Caoimhe Phelan (St Senan’s) and David Williams (St Senan’s) were fourth in the under-16 and under-17 races respectively. Hannah Kehoe (Thomastown) was also fourth in the under-18 girls’ race.
Interestingly, the under-17 boys’ race was perhaps one of the most exciting race of the day, when seven out of the top nine athletes in Ireland were contesting just three places for an All-Ireland spot.
In doing so the first six athletes broke the old Leinster record set by Jack O’Leary in 2013. Not only was the Leinster record broken, but the national record of 8.59 also went under the hammer when the first five athletes smashed this too.
Just four seconds separated the first four athletes. David Williams (St Senan’s) ran 8.55 and found himself in the extremely unique position of having smashed the national record by four seconds and the Leinster record by 18 seconds and yet, by finishing fourth, missed out on the All-Irelands - such is the depth of middle distance talent in Leinster.
Next weekend sees a further two days of the Leinster juvenile track and field, where Kilkenny’s under-14 to under-19 athletes will compete over a number of events.
Kilkenny is one of the few counties that have held championships for the younger age groups. This was made possible with slight adjustments to scheduling and a reduction of the normal events on offer.
With impeccable organisation from Kilkenny Co Board all clubs were represented in Scanlon Park, where there were very exciting competitions for athletes in the under-9 and under-10 grades.
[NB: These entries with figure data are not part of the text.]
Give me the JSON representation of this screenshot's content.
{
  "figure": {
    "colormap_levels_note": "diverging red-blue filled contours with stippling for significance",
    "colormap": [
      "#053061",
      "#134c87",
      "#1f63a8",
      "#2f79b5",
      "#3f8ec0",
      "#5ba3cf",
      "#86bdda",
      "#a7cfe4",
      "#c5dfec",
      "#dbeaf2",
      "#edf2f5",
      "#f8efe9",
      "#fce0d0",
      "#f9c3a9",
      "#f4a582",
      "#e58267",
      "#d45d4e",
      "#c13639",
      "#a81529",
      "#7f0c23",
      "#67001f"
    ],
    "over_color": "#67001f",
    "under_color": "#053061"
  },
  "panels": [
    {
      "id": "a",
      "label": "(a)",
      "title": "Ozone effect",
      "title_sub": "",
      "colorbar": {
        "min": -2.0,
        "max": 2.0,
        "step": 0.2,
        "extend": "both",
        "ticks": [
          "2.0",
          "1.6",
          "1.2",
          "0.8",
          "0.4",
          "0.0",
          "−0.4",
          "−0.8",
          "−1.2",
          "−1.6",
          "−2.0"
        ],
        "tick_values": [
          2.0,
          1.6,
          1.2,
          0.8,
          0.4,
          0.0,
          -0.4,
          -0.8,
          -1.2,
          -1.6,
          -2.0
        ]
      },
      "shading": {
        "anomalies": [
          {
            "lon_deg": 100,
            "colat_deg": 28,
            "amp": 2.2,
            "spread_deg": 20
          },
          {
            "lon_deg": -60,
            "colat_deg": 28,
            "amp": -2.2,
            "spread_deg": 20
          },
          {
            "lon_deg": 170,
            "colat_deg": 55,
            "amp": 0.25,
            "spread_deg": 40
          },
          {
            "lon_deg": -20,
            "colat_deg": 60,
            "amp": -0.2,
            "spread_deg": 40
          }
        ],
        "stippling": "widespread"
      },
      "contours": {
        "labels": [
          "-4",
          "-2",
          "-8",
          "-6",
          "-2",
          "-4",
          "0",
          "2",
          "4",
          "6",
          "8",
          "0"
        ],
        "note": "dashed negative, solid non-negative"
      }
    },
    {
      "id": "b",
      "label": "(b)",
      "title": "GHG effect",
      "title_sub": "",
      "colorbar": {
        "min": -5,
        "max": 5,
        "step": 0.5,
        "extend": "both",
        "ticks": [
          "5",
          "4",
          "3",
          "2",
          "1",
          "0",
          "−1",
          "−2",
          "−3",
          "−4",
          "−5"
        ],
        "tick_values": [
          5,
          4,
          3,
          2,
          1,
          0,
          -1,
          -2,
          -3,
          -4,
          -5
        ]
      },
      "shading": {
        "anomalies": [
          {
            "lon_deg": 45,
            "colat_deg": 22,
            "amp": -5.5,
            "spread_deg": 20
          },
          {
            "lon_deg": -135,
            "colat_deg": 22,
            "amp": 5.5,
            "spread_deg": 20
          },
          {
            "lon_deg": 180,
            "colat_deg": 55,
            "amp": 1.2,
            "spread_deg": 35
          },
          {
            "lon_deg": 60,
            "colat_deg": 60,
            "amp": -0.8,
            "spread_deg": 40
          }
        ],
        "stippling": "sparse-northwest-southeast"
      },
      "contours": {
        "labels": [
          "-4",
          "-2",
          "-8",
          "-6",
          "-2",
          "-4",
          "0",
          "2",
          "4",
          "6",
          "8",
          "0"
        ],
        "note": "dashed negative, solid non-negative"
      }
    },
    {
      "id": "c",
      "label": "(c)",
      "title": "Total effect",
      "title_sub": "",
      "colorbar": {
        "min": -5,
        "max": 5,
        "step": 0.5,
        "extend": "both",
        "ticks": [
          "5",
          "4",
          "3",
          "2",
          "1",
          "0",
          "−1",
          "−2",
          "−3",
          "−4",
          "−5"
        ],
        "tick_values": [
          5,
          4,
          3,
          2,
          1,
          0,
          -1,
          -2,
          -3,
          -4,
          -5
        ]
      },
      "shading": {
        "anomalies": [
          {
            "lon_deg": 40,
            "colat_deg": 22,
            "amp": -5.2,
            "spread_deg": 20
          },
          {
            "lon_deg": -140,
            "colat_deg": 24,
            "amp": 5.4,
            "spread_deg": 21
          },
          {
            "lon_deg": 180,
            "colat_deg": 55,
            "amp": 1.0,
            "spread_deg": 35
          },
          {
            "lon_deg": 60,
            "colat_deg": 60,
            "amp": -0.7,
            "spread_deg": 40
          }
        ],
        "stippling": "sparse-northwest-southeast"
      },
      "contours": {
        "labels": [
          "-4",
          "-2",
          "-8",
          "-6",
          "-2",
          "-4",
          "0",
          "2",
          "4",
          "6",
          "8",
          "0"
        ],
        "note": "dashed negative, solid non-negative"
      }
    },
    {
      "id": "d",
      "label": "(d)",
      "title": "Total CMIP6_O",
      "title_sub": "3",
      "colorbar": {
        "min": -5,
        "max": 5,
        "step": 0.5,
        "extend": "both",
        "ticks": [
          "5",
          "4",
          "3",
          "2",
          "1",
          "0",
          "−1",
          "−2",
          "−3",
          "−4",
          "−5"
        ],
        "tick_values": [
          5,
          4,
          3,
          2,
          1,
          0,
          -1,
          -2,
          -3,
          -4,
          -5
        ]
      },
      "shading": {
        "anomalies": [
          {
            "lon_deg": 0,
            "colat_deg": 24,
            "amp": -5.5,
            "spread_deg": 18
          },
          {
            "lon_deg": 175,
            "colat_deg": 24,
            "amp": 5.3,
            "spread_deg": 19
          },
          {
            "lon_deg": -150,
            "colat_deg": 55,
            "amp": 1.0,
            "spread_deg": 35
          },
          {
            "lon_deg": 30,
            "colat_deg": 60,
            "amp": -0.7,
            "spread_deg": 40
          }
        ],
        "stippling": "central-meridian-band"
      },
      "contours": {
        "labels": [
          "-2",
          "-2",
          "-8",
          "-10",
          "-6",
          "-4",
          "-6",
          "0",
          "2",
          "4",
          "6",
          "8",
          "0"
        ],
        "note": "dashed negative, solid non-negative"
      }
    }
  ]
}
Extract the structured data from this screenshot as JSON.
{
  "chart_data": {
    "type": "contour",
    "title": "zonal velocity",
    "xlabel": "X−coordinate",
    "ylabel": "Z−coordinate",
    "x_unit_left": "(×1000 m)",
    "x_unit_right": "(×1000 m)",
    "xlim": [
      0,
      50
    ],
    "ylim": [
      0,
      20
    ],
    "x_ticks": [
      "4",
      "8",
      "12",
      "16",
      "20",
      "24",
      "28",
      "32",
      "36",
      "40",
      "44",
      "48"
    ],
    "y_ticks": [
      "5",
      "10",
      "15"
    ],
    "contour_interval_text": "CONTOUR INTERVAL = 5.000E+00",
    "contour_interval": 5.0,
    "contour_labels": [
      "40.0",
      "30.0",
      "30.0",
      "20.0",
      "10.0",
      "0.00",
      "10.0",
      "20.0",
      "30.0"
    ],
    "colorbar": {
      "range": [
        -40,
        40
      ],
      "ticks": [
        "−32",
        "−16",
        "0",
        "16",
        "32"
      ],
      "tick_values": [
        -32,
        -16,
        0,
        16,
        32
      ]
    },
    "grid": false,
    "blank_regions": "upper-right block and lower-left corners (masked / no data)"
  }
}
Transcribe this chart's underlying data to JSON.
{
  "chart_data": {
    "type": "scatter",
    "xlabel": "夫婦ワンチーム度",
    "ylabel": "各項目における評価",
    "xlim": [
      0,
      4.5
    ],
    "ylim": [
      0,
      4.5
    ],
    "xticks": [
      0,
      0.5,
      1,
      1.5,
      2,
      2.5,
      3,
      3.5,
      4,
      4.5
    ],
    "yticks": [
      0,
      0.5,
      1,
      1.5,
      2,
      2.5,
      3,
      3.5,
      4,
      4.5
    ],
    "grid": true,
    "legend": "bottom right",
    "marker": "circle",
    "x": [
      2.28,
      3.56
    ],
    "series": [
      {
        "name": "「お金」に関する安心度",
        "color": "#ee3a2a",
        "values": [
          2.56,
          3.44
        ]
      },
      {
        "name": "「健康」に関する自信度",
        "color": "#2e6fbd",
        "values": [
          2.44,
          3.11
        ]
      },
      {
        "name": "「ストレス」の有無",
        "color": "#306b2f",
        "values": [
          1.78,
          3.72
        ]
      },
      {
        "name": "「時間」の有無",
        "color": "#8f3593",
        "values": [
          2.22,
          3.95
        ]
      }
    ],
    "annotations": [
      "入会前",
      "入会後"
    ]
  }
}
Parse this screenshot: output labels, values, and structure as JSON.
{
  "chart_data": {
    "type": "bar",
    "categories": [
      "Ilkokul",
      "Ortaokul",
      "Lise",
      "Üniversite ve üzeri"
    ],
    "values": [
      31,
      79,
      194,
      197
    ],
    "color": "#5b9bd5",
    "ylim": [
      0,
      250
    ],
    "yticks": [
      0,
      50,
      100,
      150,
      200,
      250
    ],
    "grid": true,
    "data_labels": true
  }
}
Most clubs have experienced an influx of new members this year, with waiting lists for some clubs. For these new members a competition like the county championships are the perfect opportunity to compete at events, they have practised at training.
With just three events to choose from - sprint, middle distance and turbo javelin - athletes were limited to two event and delivered some fine performances.
Bronagh Kearns (St Senan’s) has been in amazing form this year. Race after race she has produced personal bests, ranging from 800m right up to 3,000m.
Kearns was in action again in Belfast, racing against tough opposition. Competing in the 1,500m she secured fourth place in 4.20, knocking four seconds off a PB she set only a few weeks ago at the AAI games in Santry.
With a sub 4.20 now up for grabs, she will be in action again in the coming weeks.